L’esercito austriaco, non vedendosi inseguito, si fermò a Presburgo. Noi riprendemmo l’offensiva, nella speranza di battere gli Austriaci prima che le orde dello czar traboccassero su di noi. Noi avevamo nelle regioni superiori del Danubio 55,000 uomini e 230 cannoni contro un esercito di 82,000 uomini e 324 bocche da fuoco. Görgey contro Haynau, quell’Haynau che il macello di Brescia aveva posto in evidenza, e che la correzione inflittagli dagli operaj della birreria Barclay e Berkins a Londra rese celebre. Haynau era una delle jene dell’esercito austriaco, che, generalmente, è rispettabile. Görgey, per una aberrazione inqualificabile, seguiva la riva sinistra del Danubio, che è la linea più lunga, frastagliata da torrenti e seminata di paludi omicide.

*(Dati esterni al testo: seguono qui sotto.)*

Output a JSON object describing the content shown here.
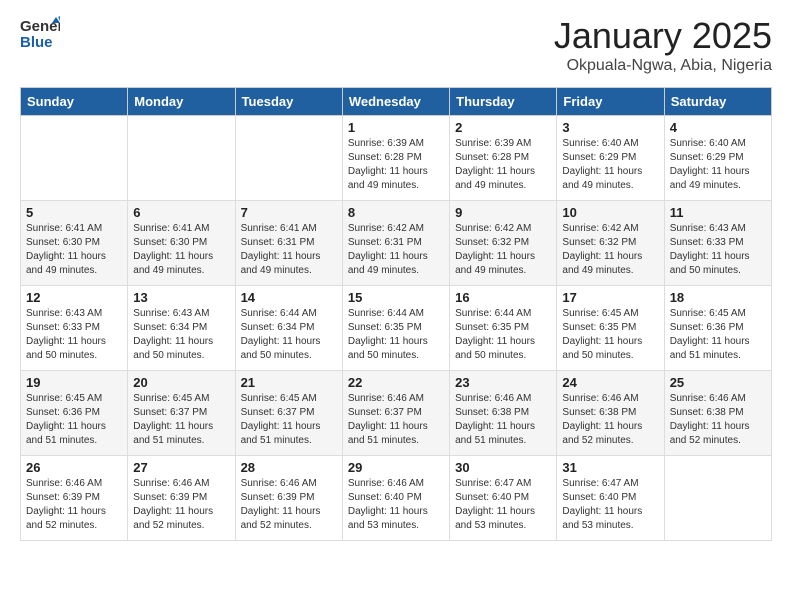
{
  "header": {
    "logo_general": "General",
    "logo_blue": "Blue",
    "month": "January 2025",
    "location": "Okpuala-Ngwa, Abia, Nigeria"
  },
  "weekdays": [
    "Sunday",
    "Monday",
    "Tuesday",
    "Wednesday",
    "Thursday",
    "Friday",
    "Saturday"
  ],
  "weeks": [
    [
      {
        "day": "",
        "info": ""
      },
      {
        "day": "",
        "info": ""
      },
      {
        "day": "",
        "info": ""
      },
      {
        "day": "1",
        "info": "Sunrise: 6:39 AM\nSunset: 6:28 PM\nDaylight: 11 hours and 49 minutes."
      },
      {
        "day": "2",
        "info": "Sunrise: 6:39 AM\nSunset: 6:28 PM\nDaylight: 11 hours and 49 minutes."
      },
      {
        "day": "3",
        "info": "Sunrise: 6:40 AM\nSunset: 6:29 PM\nDaylight: 11 hours and 49 minutes."
      },
      {
        "day": "4",
        "info": "Sunrise: 6:40 AM\nSunset: 6:29 PM\nDaylight: 11 hours and 49 minutes."
      }
    ],
    [
      {
        "day": "5",
        "info": "Sunrise: 6:41 AM\nSunset: 6:30 PM\nDaylight: 11 hours and 49 minutes."
      },
      {
        "day": "6",
        "info": "Sunrise: 6:41 AM\nSunset: 6:30 PM\nDaylight: 11 hours and 49 minutes."
      },
      {
        "day": "7",
        "info": "Sunrise: 6:41 AM\nSunset: 6:31 PM\nDaylight: 11 hours and 49 minutes."
      },
      {
        "day": "8",
        "info": "Sunrise: 6:42 AM\nSunset: 6:31 PM\nDaylight: 11 hours and 49 minutes."
      },
      {
        "day": "9",
        "info": "Sunrise: 6:42 AM\nSunset: 6:32 PM\nDaylight: 11 hours and 49 minutes."
      },
      {
        "day": "10",
        "info": "Sunrise: 6:42 AM\nSunset: 6:32 PM\nDaylight: 11 hours and 49 minutes."
      },
      {
        "day": "11",
        "info": "Sunrise: 6:43 AM\nSunset: 6:33 PM\nDaylight: 11 hours and 50 minutes."
      }
    ],
    [
      {
        "day": "12",
        "info": "Sunrise: 6:43 AM\nSunset: 6:33 PM\nDaylight: 11 hours and 50 minutes."
      },
      {
        "day": "13",
        "info": "Sunrise: 6:43 AM\nSunset: 6:34 PM\nDaylight: 11 hours and 50 minutes."
      },
      {
        "day": "14",
        "info": "Sunrise: 6:44 AM\nSunset: 6:34 PM\nDaylight: 11 hours and 50 minutes."
      },
      {
        "day": "15",
        "info": "Sunrise: 6:44 AM\nSunset: 6:35 PM\nDaylight: 11 hours and 50 minutes."
      },
      {
        "day": "16",
        "info": "Sunrise: 6:44 AM\nSunset: 6:35 PM\nDaylight: 11 hours and 50 minutes."
      },
      {
        "day": "17",
        "info": "Sunrise: 6:45 AM\nSunset: 6:35 PM\nDaylight: 11 hours and 50 minutes."
      },
      {
        "day": "18",
        "info": "Sunrise: 6:45 AM\nSunset: 6:36 PM\nDaylight: 11 hours and 51 minutes."
      }
    ],
    [
      {
        "day": "19",
        "info": "Sunrise: 6:45 AM\nSunset: 6:36 PM\nDaylight: 11 hours and 51 minutes."
      },
      {
        "day": "20",
        "info": "Sunrise: 6:45 AM\nSunset: 6:37 PM\nDaylight: 11 hours and 51 minutes."
      },
      {
        "day": "21",
        "info": "Sunrise: 6:45 AM\nSunset: 6:37 PM\nDaylight: 11 hours and 51 minutes."
      },
      {
        "day": "22",
        "info": "Sunrise: 6:46 AM\nSunset: 6:37 PM\nDaylight: 11 hours and 51 minutes."
      },
      {
        "day": "23",
        "info": "Sunrise: 6:46 AM\nSunset: 6:38 PM\nDaylight: 11 hours and 51 minutes."
      },
      {
        "day": "24",
        "info": "Sunrise: 6:46 AM\nSunset: 6:38 PM\nDaylight: 11 hours and 52 minutes."
      },
      {
        "day": "25",
        "info": "Sunrise: 6:46 AM\nSunset: 6:38 PM\nDaylight: 11 hours and 52 minutes."
      }
    ],
    [
      {
        "day": "26",
        "info": "Sunrise: 6:46 AM\nSunset: 6:39 PM\nDaylight: 11 hours and 52 minutes."
      },
      {
        "day": "27",
        "info": "Sunrise: 6:46 AM\nSunset: 6:39 PM\nDaylight: 11 hours and 52 minutes."
      },
      {
        "day": "28",
        "info": "Sunrise: 6:46 AM\nSunset: 6:39 PM\nDaylight: 11 hours and 52 minutes."
      },
      {
        "day": "29",
        "info": "Sunrise: 6:46 AM\nSunset: 6:40 PM\nDaylight: 11 hours and 53 minutes."
      },
      {
        "day": "30",
        "info": "Sunrise: 6:47 AM\nSunset: 6:40 PM\nDaylight: 11 hours and 53 minutes."
      },
      {
        "day": "31",
        "info": "Sunrise: 6:47 AM\nSunset: 6:40 PM\nDaylight: 11 hours and 53 minutes."
      },
      {
        "day": "",
        "info": ""
      }
    ]
  ]
}
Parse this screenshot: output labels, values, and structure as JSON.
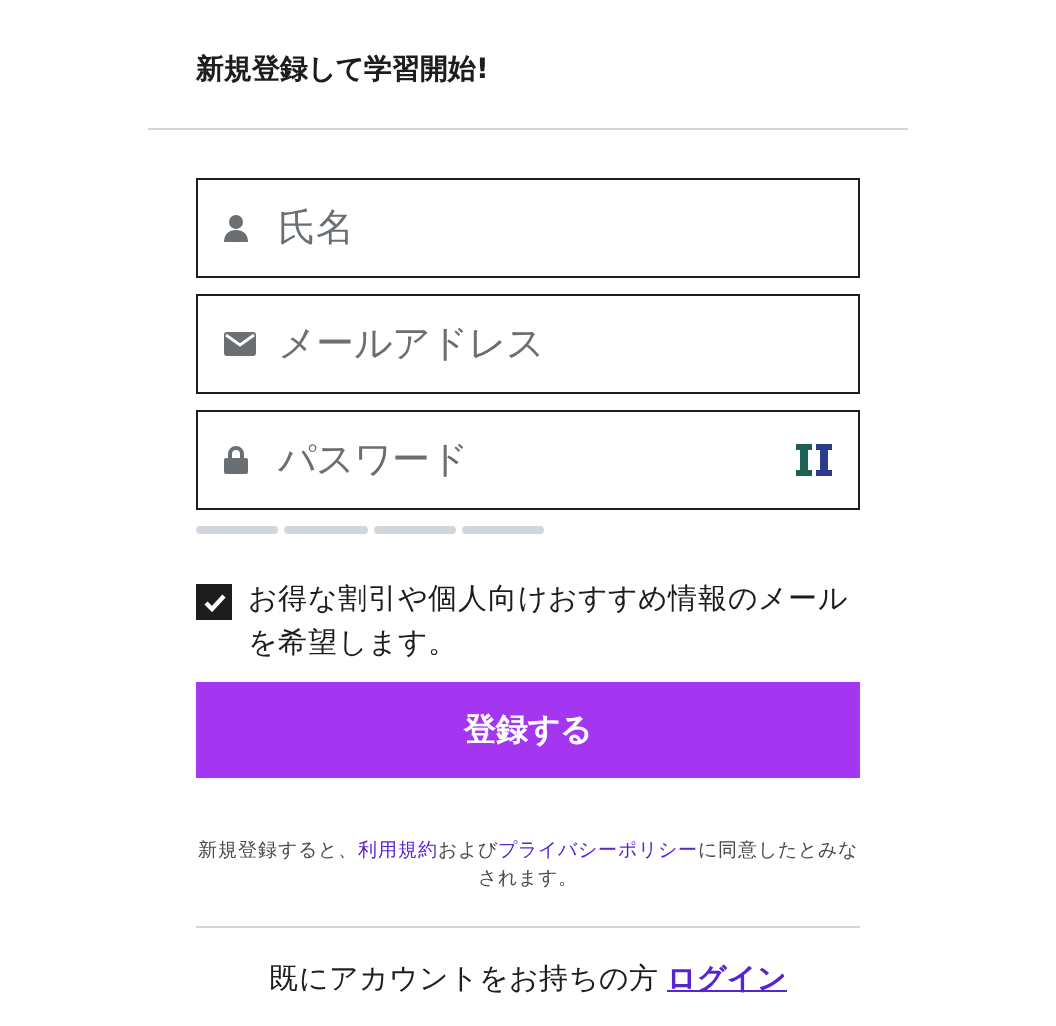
{
  "heading": "新規登録して学習開始!",
  "fields": [
    {
      "kind": "person",
      "placeholder": "氏名"
    },
    {
      "kind": "mail",
      "placeholder": "メールアドレス"
    },
    {
      "kind": "lock",
      "placeholder": "パスワード",
      "reveal": true
    }
  ],
  "newsletter": {
    "label": "お得な割引や個人向けおすすめ情報のメールを希望します。",
    "checked": true
  },
  "submit_button": "登録する",
  "terms": [
    {
      "kind": "text",
      "text": "新規登録すると、"
    },
    {
      "kind": "link",
      "text": "利用規約"
    },
    {
      "kind": "text",
      "text": "および"
    },
    {
      "kind": "link",
      "text": "プライバシーポリシー"
    },
    {
      "kind": "text",
      "text": "に同意したとみなされます。"
    }
  ],
  "login": {
    "text": "既にアカウントをお持ちの方",
    "link": "ログイン"
  }
}
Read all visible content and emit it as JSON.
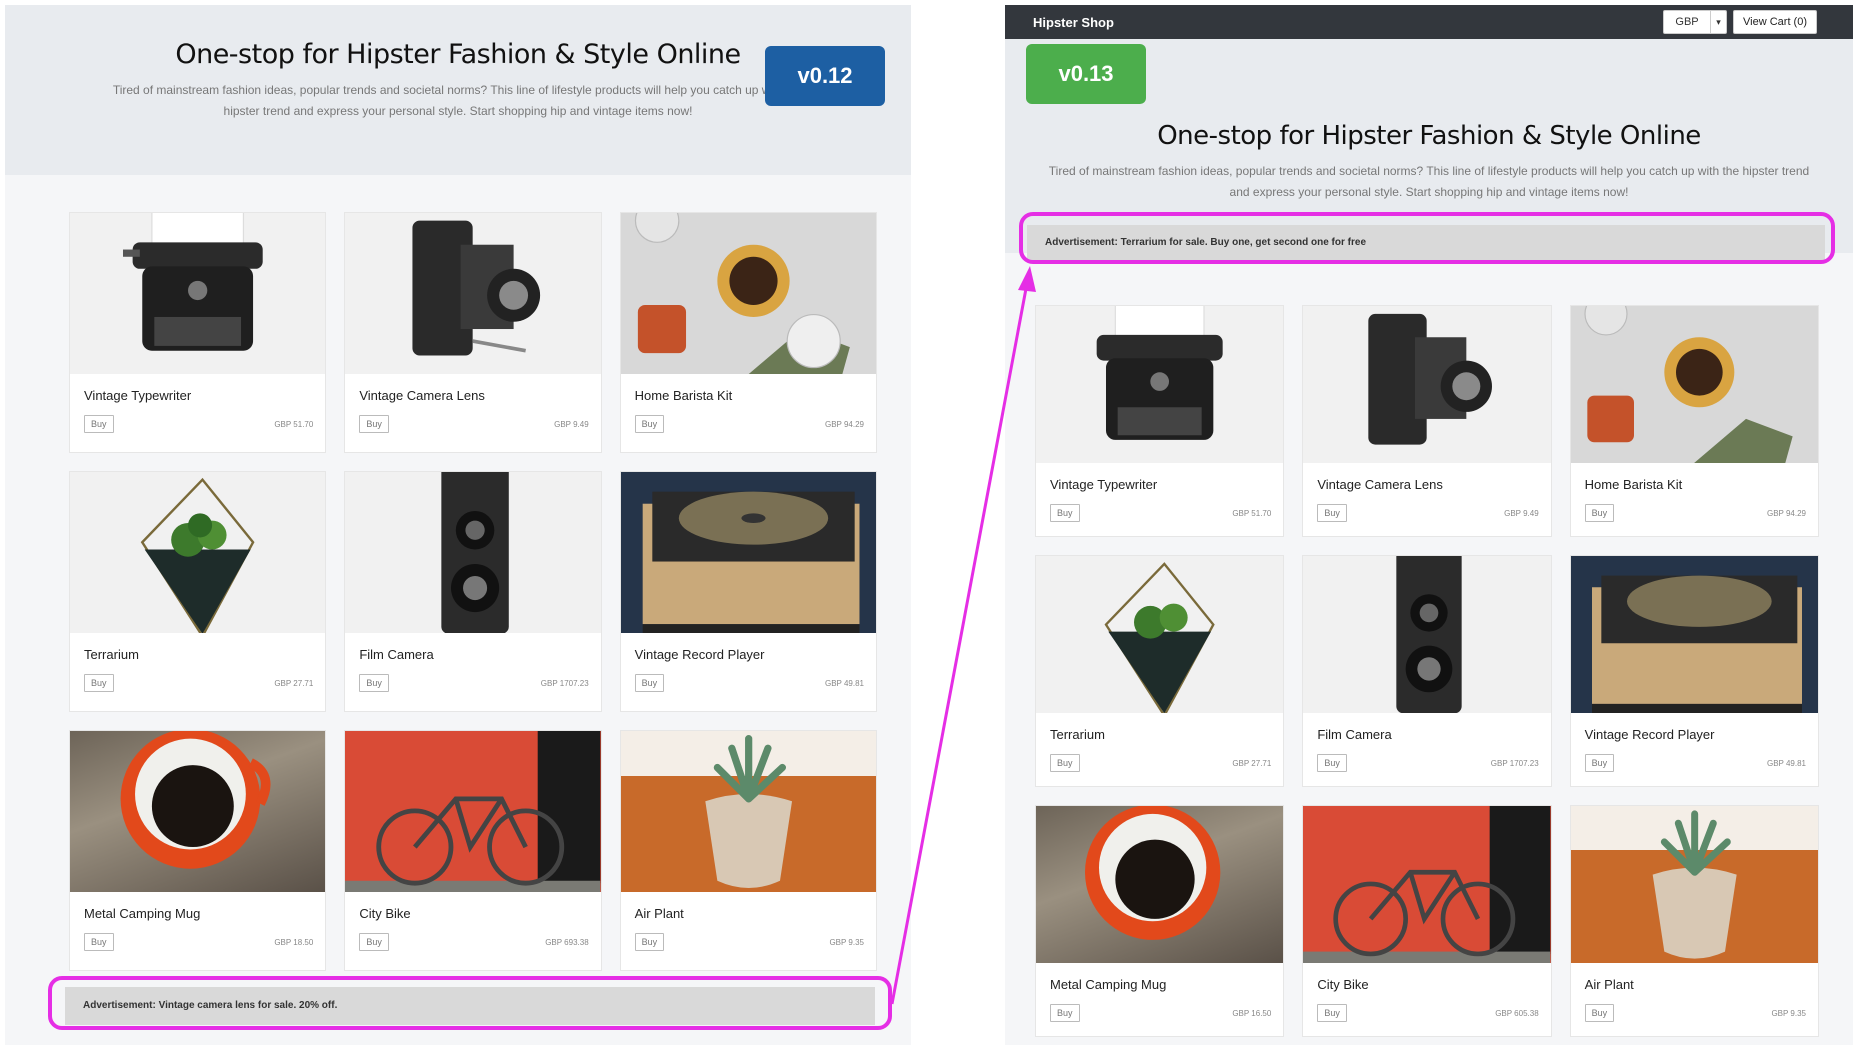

Il combattimento glorioso di Csorna, guadagnato da Kmeti, inaugurò bene la campagna. Ma questi ultimi sorrisi della vittoria erano più un’ironia che un favore del destino. Io raggiunsi Görgey a Perod, il 21 giugno. Kossuth m’aveva addetto allo stato-maggiore.
Görgey mi ricevette ancor peggio di prima; e se non mi mise agli arresti per essermi battuto a Buda, invece di presentarmi al suo quartier generale, si fu perchè avevamo avuto nel giorno precedente degli scontri disgraziati, e dovevamo batterci nel giorno stesso. Il 21 giugno ci fu altrettanto funesto che il 20. Russi ed Austriaci ci oppressero colle loro forze. Io mi battei come un semplice soldato. Haynau si preparò a marciare sopra Pesth per la riva diritta del Danubio, rimasta libera, mentre Görgey intrigava e si allontanava continuamente dall’esercito, cumulando il grado di generalissimo con quello di ministro della guerra. Al 28, subimmo un’altra disfatta a Raab, e fummo obbligati ad abbandonare il terreno. Francesco Giuseppe assisteva alla battaglia. Görgey scrisse a Kossuth d’abbandonare Pesth entro tre giorni, e finiva il suo dispaccio con queste parole: «Quanto a me, abbandonatemi al mio destino». Grido d’allarme calcolato. Significava: rimettetemi i poteri concentrati, la dittatura. Egli non mirava oramai che a questo, e non sognava che colpi di Stato.
In questo momento, l’esercito russo arrivato dal nord, sotto gli ordini di Paskevitch, formava un insieme di 130,000 uomini. Lo czar l’aveva passato in rivista a Zmygrod. Il granduca Costantino lo seguiva da dilettante. Di già Lüders, nel sud, aveva invaso la Transilvania, il 19 giugno, alla testa di 50,000 uomini. In breve, il 1.° luglio c’erano in Ungheria 191,587 Russi e 130,000 Austriaci. Contro questa massa formidabile l’Ungheria non potè opporre che 150,000 uomini sopra un’estensione immensa: per mancanza d’armi, non per mancanza d’uomini. Non potendo far fronte a quella valanga, si cercò la salvezza nella strategia. Dembinski concepì il piano di campagna, prendendo per base d’operazione il Banato, provvisto di due difese naturali, la Tisza e la Maros. Görgey, che era, l’ho già detto, incapace di formare egli stesso un piano, promise d’eseguire quello del suo inimico, piano, del resto, discusso ed approvato da un Consiglio di guerra. Ma egli non vi si conformò. E fece ancor peggio. Abbandonò il fiume Czonczo, che copriva la via di Buda-Pesth, e si ritirò nel campo trincerato di Comorn, lasciando il terzo Corpo isolato sulla Vag. Cinquantamila Austriaci vennero ad offrirci battaglia. L’accettammo senza esitare.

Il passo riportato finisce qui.